MR Štefánik or Bratislava Airport (Letisko Milana Rastislava Štefánika)
The largest airport in Slovakia is located 9 kilometers from Bratislava city center and only 55 kilometers from Vienna International Airport. Thus it serves a catchment area of ​​four countries: Austria, Slovakia, the Czech Republic and Hungary. It is connected to Bratislava via the D1 motorway, city bus number 61 and various train connections to the main train station in the Slovak capital. There are also train connections to Vienna and a direct bus connection to Vienna International Airport. Destinations in Europe and the Middle East are served directly from Bratislava Airport.

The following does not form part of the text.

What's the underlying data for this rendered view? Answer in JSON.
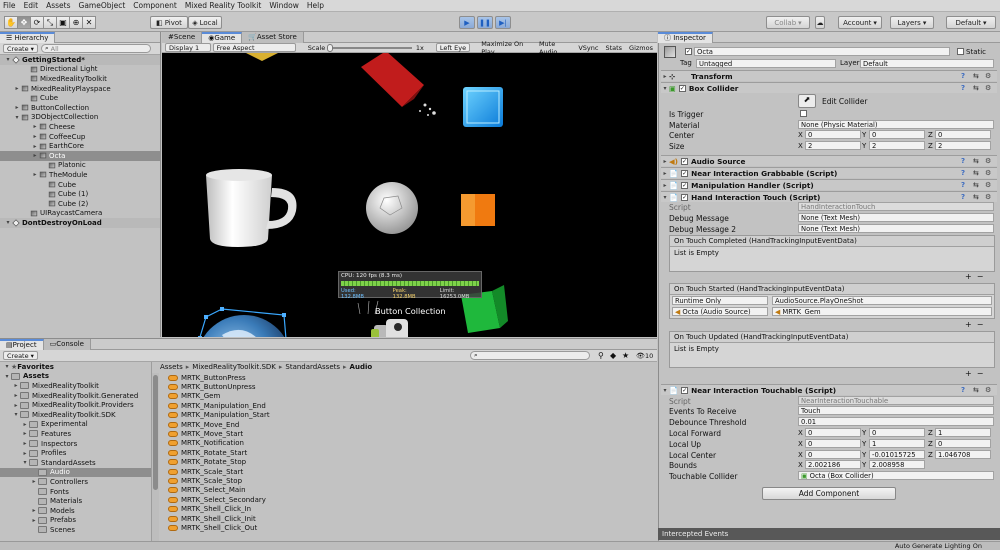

Several major national and international railway lines meet in Bratislava. These all lead via the main train station (Hlavná stanica) north of the old town and run to Berlin, Prague, Vienna, Budapest and Bucharest as well as to Poland and the Ukraine. Another important train station is Bratislava-Petržalka . Connections to Vienna and Győr also go through him.


There are currently 13 tram lines in Bratislava. A specially set up 800-meter-long tram tunnel runs under the castle hill. In the next few years, the tram network is to be extended from the left bank of the Danube to Petržalka as a “high-speed tram”.

Boat and ferry

Many cruise ships as well as the high-speed catamaran “Twin City Liner” operate on the Danube between Bratislava and Vienna.


The municipal transport company Dopravný podnik Bratislava (DPB) operates a transport system that also includes 60 bus routes and 13 trolleybus routes. 20 bus routes are used for night traffic.